Los que traten de hacer comparaciones entre la crisis actual y las anteriores que se han experimentado en Venezuela contemporánea pierden el tiempo. Jamás en los períodos recientes se habían encadenado tantos problemas, ni se había juntado tanta desidia en las esferas oficiales frente a lo que pasaba por sus narices. Nadie puede hablar, si aprecia los sucesos que han ocurrido desde la segunda mitad del siglo XX, de una reunión descomunal de problemas y de una carencia de soluciones como las que caracterizan la actual oscurana venezolana.

Solo si se mira hacia muy atrás, a los tiempos de la Independencia y de la Federación, puede hablarse de un caos parecido. Pero con una diferencia notable: aquellos fueron tiempos de guerra, entonces la gente se mataba peleando contra el imperio español o sacándose las tripas en una guerra civil. En los últimos veinte años no han sucedido fenómenos como esos, ni nada que se les parezca. Todo ha sido obra del régimen iniciado por el teniente coronel Chávez y continuado por su sucesor, Nicolás Maduro, cabecillas de una depredación que destruyó la bonanza económica del país petrolero y los hábitos de la convivencia democrática hasta meter a la sociedad en un pantano profundo y doloroso.

Lo que está pasando en las últimas semanas no es otra cosa que el corolario de dos décadas de corrupción, ineficacia y demagogia desenfrenadas. La arruga chavista no se pudo estirar más, la ubre agotada ofreció lo poco del nutriente que le quedaba y aun los causantes del desorbitado ordeño apenas pueden chupar unas gotas, para que la sociedad se precipite en un caos inevitable. No hay ni siquiera vacas flacas para el alimento, porque las acabó el chavismo con la complicidad de una maraña de enchufados y, hay que decirlo, con la pasividad de un liderazgo político y de una ciudadanía que no parecían concernidos frente a lo que estaba pasando con su destino.
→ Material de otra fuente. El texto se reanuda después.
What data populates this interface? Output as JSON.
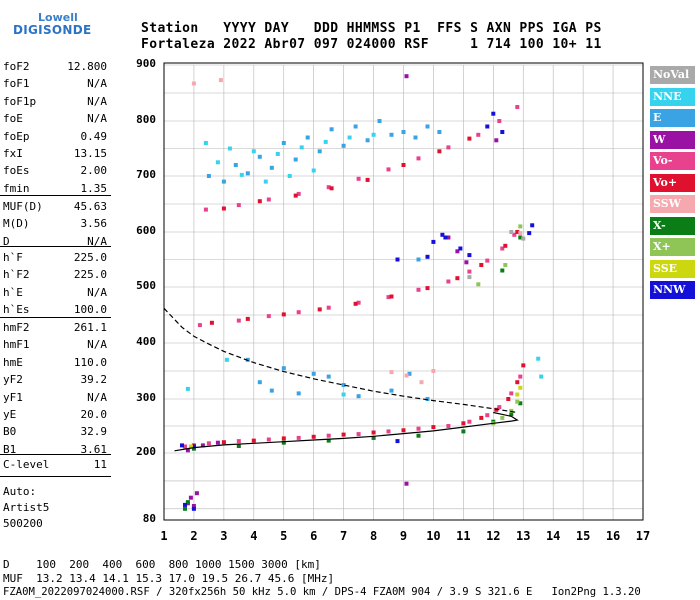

La magnitud del trastorno, sus fulminantes heridas, ha obligado a la resurrección de una dirigencia que dormía el sueño de los indiferentes, y a que resurgiera un movimiento social que parecía muerto y enterrado. De allí la aparición de una dinámica a través de cuyo desarrollo se puede pensar en una solución capaz de iniciar una nueva etapa de la historia que deje a la anterior como una de las experiencias más nefastas de la sociedad desde cuando se formó como república. Pero el desenlace depende de la conciencia de los dirigentes de la oposición sobre lo que ha significado el chavismo y sobre la necesidad de borrarlo de la faz de la tierra.

Deben saber que no enfrentan una dictadura cualquiera ni una dirigencia nefasta como muchas de las que existieron antes, sino al peor establecimiento de los últimos tiempos y a una pandilla de malhechores dispuestos a continuar el caos porque es el único sustento del que pueden echar mano para buscar cierto tipo de supervivencia, cierto oxígeno salvador. En la medida en que el liderazgo opositor sienta de veras que se enfrenta al rompecabezas más importante y trabajoso de la historia patria, y a una cúpula de desalmados como ninguna de las anteriores, incluida gente tan villana como la gomecista, saldremos del ominoso agujero cavado por el chavismo. Pero el desafío no incumbe solo a líderes políticos, sino también a la sociedad entera. De lo contrario, el caos se profundizará.